Lead Review

  • Book: The Bygones
  • Location: Nottinghamshire
  • Author: Jim Gibson

Review Author: Tina Hartas

Location

Content

3.5*

In these short stories, the author gives voices to locals in Nottinghamshire, who perhaps would rarely get themselves heard. Each story ranges across genres, including several coming-of-age pieces. Indeed the author refers to his collected works as “Small Stories“.

The presentation, with quality binding, is 17x24cm, so it is an unusual size, comprising c 78 pages of text.

The author has chosen various themes and storylines, focussing on people who are getting by – just and sometimes on the edge of society. The text is easy to read with casual strands of dialogue and vernacular, and flowing consciousness and observations. The opening story features a young man who has met the devil but who IS the devil? Another woman is adding to her collection of garden gnomes and yet another is clearing up after an assault by the man in her life.

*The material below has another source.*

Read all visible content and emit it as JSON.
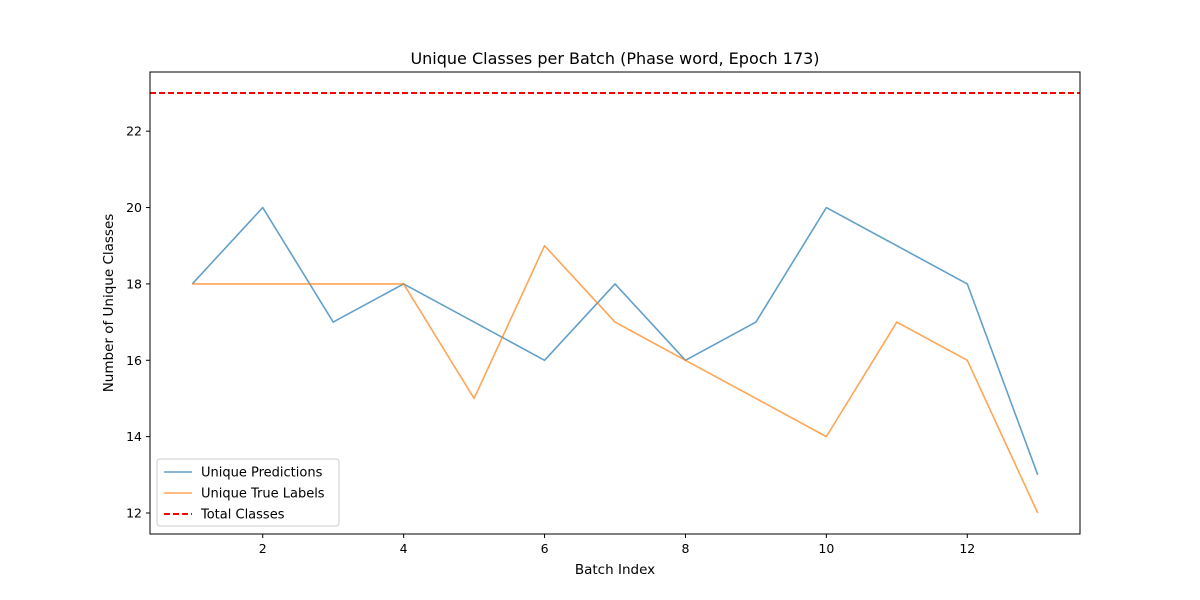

Memories go back to childhood, the love of nature after observing a squirrel (eating a Kit Kat). “The Word” has an obscure premise. “Fag Ash” tells the story of an explosion in a local factory – the storyteller has been asked to share and goes off on a tangent to talk about the piano at Terry’s house and his Uncle Pete.

These assembled stories bring the reality of life in the former Nottinghamshire coalfields to the reader. Short, sharp and gritty, and at times depressing.

The cover image is striking but it did rather give me the cold creeps –  sadly, it would not inspire me to pick it up. Inside the book there are a couple of further black and white photographs, dark and blurred, which are no doubt included to add a spooky and bygone atmosphere to the stories, but they looked as though they had been taken through the windscreen of a moving car. The question is then raised about judging/not judging a book by its cover, because there is some very decent storytelling within the pages of this book. I do wonder, ultimately, at whom this set of stories is aimed.